JAKARTA, korantimes.com – Pemerintah Kota (Pemkot) Administrasi Jakarta Timur melakukan penertiban pemukiman liar yang didirikan warga di atas lahan Taman Pemakaman Umum (TPU) Kebon Nanas, upaya tersebut untuk mengembalikan fungsi lahan pemakaman di wilayah setempat.
“Pengembalian fungsi TPU ini merupakan solusi atas krisis lahan makam di Jakarta. Dengan dikembalikannya fungsi TPU Kebon Nanas, pemerintah dapat segera menyediakan ribuan petak makam baru bagi kepentingan masyarakat luas,” kata Walikota Administrasi Jakarta Timur, Munjirin di Jakarta, Selasa (27/1/2026).
Lanjut jelasnya, Pemkot Administrasi Jakarta Timur juga telah menyediakan tambahan sekitar 2.500 petak makam baru untuk mengatasi keterbatasan lahan pemakaman di Jakarta.
“Jadi sesuai dengan Instruksi dari Sekda Nomor 89 Tahun 2025 tentang percepatan normalisasi untuk pemanfaatan lahan makam yang diokupasi oleh masyarakat, di TPU Kebon Nanas ini sudah dilaksanakan proses itu semua,” jelas Walikota Munjirin.
Dikatakan Munjirin, pengembalian fungsi TPU merupakan kegiatan lanjutan setelah 103 Kelapa Keluarga (KK) meninggalkan area TPU Kebon Nanas. Sebelumnya, dari total warga yang memanfaatkan lokasi TPU tersebut, 74 KK bersedia dipindahkan ke Rumah Susun Sewa (Rusunawa) yang disediakan pemerintah, sisanya memilih untuk mengontrak rumah secara mandiri atau kembali ke daerah asal.
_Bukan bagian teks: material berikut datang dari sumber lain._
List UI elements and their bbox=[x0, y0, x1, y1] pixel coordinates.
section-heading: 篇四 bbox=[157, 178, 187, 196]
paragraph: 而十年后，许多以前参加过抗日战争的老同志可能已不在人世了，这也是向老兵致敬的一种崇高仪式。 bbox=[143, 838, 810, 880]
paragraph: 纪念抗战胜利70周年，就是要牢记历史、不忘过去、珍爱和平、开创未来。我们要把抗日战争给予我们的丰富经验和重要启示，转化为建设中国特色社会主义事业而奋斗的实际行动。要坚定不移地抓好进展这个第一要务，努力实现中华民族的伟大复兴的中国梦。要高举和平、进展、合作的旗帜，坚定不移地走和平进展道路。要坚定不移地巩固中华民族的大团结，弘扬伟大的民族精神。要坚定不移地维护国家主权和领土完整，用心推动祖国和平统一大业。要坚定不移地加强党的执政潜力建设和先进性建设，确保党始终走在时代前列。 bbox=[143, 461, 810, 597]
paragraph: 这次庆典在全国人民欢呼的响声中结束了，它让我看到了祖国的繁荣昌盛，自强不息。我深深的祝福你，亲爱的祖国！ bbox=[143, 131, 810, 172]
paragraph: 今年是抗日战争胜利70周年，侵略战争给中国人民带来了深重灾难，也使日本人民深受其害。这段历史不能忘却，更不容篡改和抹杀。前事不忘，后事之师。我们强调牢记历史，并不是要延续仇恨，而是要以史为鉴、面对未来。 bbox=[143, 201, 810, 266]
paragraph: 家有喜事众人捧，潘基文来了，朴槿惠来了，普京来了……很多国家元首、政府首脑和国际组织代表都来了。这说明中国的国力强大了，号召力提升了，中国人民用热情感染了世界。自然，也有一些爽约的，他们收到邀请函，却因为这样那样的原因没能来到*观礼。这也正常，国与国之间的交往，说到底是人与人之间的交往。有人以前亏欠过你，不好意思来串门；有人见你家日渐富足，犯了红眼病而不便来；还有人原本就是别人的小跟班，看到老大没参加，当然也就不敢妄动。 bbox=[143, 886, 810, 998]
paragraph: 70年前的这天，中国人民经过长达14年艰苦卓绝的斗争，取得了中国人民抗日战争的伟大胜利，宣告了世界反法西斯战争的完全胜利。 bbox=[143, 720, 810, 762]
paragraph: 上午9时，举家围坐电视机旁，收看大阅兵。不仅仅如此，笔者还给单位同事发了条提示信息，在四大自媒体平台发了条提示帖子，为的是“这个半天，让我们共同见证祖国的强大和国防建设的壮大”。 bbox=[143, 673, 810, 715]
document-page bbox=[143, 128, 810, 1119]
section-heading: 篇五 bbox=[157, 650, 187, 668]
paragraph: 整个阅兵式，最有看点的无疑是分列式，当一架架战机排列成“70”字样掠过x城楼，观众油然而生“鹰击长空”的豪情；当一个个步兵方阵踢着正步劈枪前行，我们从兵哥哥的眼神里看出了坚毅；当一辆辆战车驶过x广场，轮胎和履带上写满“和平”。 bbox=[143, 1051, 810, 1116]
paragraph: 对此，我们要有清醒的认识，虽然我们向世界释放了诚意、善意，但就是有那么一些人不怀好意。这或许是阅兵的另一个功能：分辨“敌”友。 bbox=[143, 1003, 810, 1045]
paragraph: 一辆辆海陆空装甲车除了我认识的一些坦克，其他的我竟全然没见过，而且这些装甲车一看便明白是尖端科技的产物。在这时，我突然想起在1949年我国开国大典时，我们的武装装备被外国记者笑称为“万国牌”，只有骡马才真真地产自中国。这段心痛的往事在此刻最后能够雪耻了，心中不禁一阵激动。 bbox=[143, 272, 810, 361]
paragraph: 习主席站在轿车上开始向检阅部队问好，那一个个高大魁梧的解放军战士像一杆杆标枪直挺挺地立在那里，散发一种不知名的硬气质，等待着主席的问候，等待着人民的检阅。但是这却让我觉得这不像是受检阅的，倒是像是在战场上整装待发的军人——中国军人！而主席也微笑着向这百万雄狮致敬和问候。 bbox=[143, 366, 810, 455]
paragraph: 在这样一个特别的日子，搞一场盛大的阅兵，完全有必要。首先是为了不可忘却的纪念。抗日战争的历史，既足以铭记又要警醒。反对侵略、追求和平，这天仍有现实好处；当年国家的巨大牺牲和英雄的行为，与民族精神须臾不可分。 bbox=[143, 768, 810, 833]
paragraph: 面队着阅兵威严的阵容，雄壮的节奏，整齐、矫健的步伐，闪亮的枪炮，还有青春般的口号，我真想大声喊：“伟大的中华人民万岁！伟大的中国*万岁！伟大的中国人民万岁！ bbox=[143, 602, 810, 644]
“Ini adalah kegiatan lanjutan dari tahapan-tahapan sebelumnya. Kegiatan pagi hari ini adalah apel dalam rangka pengosongan bangunan, perobohan, maupun pembersihan yang nantinya langsung bisa dimanfaatkan sebagai tempat pemakaman umum oleh masyarakat. Jadi, tahapan sebelumnya sudah kita laksanakan, dari mulai relokasi warga ke Rusun,” terangnya.
Penertiban tersebut Pemkot setempat mengerahkan pasukan pelangi, terdiri dari personel dari Suku Dinas Pertamanan dan Hutan Kota, pasukan Penanganan Prasarana dan Sarana Umum (PPSU), Satpol PP, Suku Dinas Bina Marga, Suku Dinas Penanggulangan Kebakaran dan Penyelamatan, Suku Dinas Sosial, serta dibantu TNI/Polri. Digunakan juga dua alat berat untuk membersihkan kurang lebih 103 bangunan permanen dan semi permanen.